Discover how Guillermo del Toro’s Frankenstein transforms the Creature’s ending into a story of forgiveness, survival, and humanity.
  • Guillermo del Toro’s Frankenstein is a 2025 American Gothic science fiction film that reimagines Mary Shelley’s timeless novel with poetic horror and emotional depth. Written and directed by del Toro, the film stars Oscar Isaac as Victor Frankenstein, Jacob Elordi as the Creature, and Mia Goth as Elizabeth, alongside Felix Kammerer, Lars Mikkelsen, Christoph Waltz, and Charles Dance. The film opened in limited theaters on October 17 and will be released globally on Netflix on November 7.

    Every generation gets its own version of Frankenstein, but few have dared to approach the story with as much reverence and reinvention as del Toro. Known for blending the fantastical with the tragic in Pan’s Labyrinth and The Shape of Water, he treats Shelley’s tale as sacred text. 

    “I’ve lived with Mary Shelley’s creation all my life. For me, it’s the Bible. But I wanted to sing it back in a different key — with a different emotion,” del Toro told Netflix Tudum.

    His interpretation transforms the iconic monster into something holy, a “patron saint” of the misunderstood.


    The monster lives on: Guillermo del Toro’s bittersweet ending

    Netflix’s Frankenstein concludes on a hauntingly hopeful note that redefines the relationship between creator and creation. After a tragic series of deaths — including Elizabeth’s — Victor Frankenstein dies alone in the Arctic, pursued and broken by his own obsession. But unlike many versions before it, this Frankenstein allows the Creature to live.

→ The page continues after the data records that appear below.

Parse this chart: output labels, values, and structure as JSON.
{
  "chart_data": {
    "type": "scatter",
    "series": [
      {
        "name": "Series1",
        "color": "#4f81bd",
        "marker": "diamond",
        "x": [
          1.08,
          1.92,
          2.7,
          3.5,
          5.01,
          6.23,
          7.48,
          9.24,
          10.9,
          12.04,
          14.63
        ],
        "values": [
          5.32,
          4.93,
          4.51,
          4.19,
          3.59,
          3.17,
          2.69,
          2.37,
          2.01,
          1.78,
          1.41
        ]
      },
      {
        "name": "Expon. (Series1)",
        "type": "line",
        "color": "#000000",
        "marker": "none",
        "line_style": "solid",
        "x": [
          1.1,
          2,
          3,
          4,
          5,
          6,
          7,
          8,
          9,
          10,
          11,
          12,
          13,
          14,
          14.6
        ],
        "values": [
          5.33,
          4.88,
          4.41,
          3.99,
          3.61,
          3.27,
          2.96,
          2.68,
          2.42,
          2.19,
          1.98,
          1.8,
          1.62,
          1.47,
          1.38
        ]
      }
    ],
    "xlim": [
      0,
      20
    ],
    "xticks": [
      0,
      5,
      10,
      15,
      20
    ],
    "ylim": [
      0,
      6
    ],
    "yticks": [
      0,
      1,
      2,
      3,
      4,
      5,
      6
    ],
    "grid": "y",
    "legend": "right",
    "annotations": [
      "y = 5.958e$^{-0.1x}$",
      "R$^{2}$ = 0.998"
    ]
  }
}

    In Mary Shelley’s novel, the Creature swears to burn himself alive after Victor’s death, a gesture of remorse that closes the story in despair. Del Toro, however, diverges: his Creature is immortal, incapable of dying because of Victor’s experiments. As he kneels beside his creator’s body, the Creature forgives him — a reversal of the power dynamic that defined their story. Victor, once a godlike figure, dies pleading for mercy, while his “monster” shows compassion.

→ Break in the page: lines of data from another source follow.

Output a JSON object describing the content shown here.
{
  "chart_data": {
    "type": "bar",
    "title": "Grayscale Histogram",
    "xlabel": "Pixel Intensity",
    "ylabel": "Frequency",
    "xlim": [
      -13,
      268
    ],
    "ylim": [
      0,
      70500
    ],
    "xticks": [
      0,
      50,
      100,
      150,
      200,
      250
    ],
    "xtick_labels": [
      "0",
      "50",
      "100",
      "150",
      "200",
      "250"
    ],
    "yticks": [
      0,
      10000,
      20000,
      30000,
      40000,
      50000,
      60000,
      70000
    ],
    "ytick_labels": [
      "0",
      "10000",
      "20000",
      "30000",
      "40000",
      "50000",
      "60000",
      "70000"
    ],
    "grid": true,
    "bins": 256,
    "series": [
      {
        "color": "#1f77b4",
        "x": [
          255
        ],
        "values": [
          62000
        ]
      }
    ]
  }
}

    The ending feels quintessentially del Toro — tragic yet tender, monstrous yet divine. Rather than focusing on revenge, Frankenstein becomes a meditation on identity, loneliness, and the human desire to be seen. “Mary Shelley’s masterpiece burns with questions that only monsters can answer,” del Toro said, and his adaptation honors that. The Creature’s survival reframes the ending as a statement about endurance — that even in rejection, life persists, and in suffering, empathy can bloom. It’s a quietly revolutionary finale that elevates the misunderstood monster into something almost saintly.


    A tragic reimagining: Recap of Frankenstein

    Frankenstein begins with grief — Victor’s desperate bid to reverse death after losing his mother. His experiments in reanimation succeed but unleash a being he cannot control. The Creature, intelligent yet lonely, finds fleeting humanity through Elizabeth, who sees in him what Victor never could: innocence. Their connection gives the story its emotional center, echoing del Toro’s fascination with beauty in monstrosity.

    But Victor’s jealousy poisons that tenderness. When he discovers Elizabeth with the Creature, he tries to kill him — and in the chaos, Elizabeth is fatally shot. Her death seals Victor’s descent into guilt and madness. He hunts his creation across continents, driven by vengeance and self-loathing, until their confrontation in the Arctic ends both their torment — though only Victor’s life.

    Through it all, del Toro infuses his world with color and symbolism. Victor’s recurring vision of a burning angel — once divine, now skeletal — becomes a metaphor for his fall from grace. Each death, each act of violence, brings him closer to the truth he cannot face: that the real monster is the man who could not love his own creation.

    Guillermo del Toro’s Frankenstein transforms a familiar tragedy into a story of forgiveness and rebirth. By letting the Creature live, del Toro reframes Shelley’s cautionary tale into something deeply human — about empathy, redemption, and the fragile hope that even the damned can be saved. It’s not the death of Frankenstein’s monster we remember, but his survival — a symbol of all who are feared, misunderstood, and yearning to be loved.